Kimsenin “Burası benim ülke sınırlarım içinde kalıyor, ben burada istediğim her şeyi yapabilirim” demek lüksü yoktur. Çünkü burası benim dediğin yer, dünya genelini bütünleyen bir parçadır. Oradaki doğal dokuyu bozmak demek dünyanın bütünlüğünü bozmak demektir. Yani orada yaratılan bozulma o ülkeyle sınırlı kalmayacak tüm dünyayı etkileyecektir. Aral gölünün çöle döndürülmesi, Burdur gölünün kuruması, Semey’de radyasyon kirliliği, Avustralya’da ozon tabakasının delinmesi, Brezilya’da yağmur ormanlarının kesilmesi yalnızca bu ülkelerin sorunları değildir.

Doğanın kullanılması, doğadan faydalanma ve doğanın korunması devletlerin keyfiyetine bırakılamayacak kadar hayati bir konudur. Aksi halde ya doğa kendini yok etmeye çalışan insanlığı yok edecek ya da kendini yok ederek insanlığın sonunu getirecektir.
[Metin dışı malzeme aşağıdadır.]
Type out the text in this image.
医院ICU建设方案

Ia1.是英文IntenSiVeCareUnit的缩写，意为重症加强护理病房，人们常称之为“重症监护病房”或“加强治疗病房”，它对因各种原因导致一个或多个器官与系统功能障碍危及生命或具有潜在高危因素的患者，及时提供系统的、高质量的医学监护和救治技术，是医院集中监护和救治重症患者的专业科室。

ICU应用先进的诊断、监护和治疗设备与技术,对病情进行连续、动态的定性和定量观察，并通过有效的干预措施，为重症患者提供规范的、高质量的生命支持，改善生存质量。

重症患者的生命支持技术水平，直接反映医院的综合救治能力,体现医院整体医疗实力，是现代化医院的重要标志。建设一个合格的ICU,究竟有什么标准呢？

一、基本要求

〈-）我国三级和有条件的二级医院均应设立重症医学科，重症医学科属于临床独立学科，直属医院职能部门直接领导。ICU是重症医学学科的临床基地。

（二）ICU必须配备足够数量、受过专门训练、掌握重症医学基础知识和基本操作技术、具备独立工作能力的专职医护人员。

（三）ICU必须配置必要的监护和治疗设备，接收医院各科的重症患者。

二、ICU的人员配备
Çünkü dünyada her şey bir başka şey içindir. İnsan hariç bir tanesinin neslinin tükenmesi halinde zincirleme hepsi bitecek ve dünyada yaşam sona erecektir. Fakat insan neslinin tükenmesi dünyada yaşamı etkilemeyecek hatta daha güzel bir dünya ve doğa olacaktır. Çünkü dünya ve doğanın hastalık mikrobu insandır. İnsan beyni ve düşüncesinin ben merkezli çalışmasıdır.

“Dünya birleşirse savaşlar biter” adlı kitabımda doğa ve çevre olaylarına böyle bir giriş yaptıktan sonra bu konuyu “Dünya birleşmeli ve tek merkezden yönetilmeli” adlı bu kitabımda işleyeceğimi belirtmiştim. Onun için şimdi doğanın ya da doğayla ilgili sorunlarımızın geneline bir bakalım diyorum.

Biliyorsunuz dünyanın iklimi, bitki ve hayvan toplulukları ile yaşam koşulları, dünyanın evrendeki konumuyla, Güneşe olan uzaklığı, atmosferi, eğikliği ve dönüş hızıyla ilgili bir durumdur. Bunların değişmesi halinde dünyada her şey özellikle iklimler de değişir. Örneğin dünyanın eğikliği dediğimiz ekliptik düzlem ile ekvatoral düzlem arasındaki 23 derece 27 dakikalık açı 25 derece olsa, sıcak kuşak ve orta kuşak da bir derece 33 dakika genişleyeceği için ortalama ısı artar. Dünya kendi etrafında bir tam dönüşünü 24 saat yerine 26 saatte tamamlasaydı. Gündüzler daha sıcak ve geceler daha soğuk olurdu. Yani dünyanın konumu ve hareketlerinde en ufak bir değişiklik, dünyanın yaşanabilirliğini derinden etkiler ve büyük iklim değişikliklerine neden olur. Ayrıca dünyanın manyetik alanı bizi uzaydan gelen ölümcül radyasyondan korumaktadır.

Fakat tüm bu bilgiler genelde coğrafyanın konusu iken son zamanlarda okullardan coğrafya dersleri azaltılmaktadır. Dünyayı yönetenlerin danışmanları da coğrafyacılar değil daha çok savaş, siyaset ve ekonomi uzmanlarıdır. Onun için devletlerin amacı, dünya ve doğasının korunması değil, onun en acımasız ve en vahşi biçimde sömürülmesidir. Dünya ve onun doğasının korunması, dünyanın tek merkezden yönetimiyle mümkün olabilir.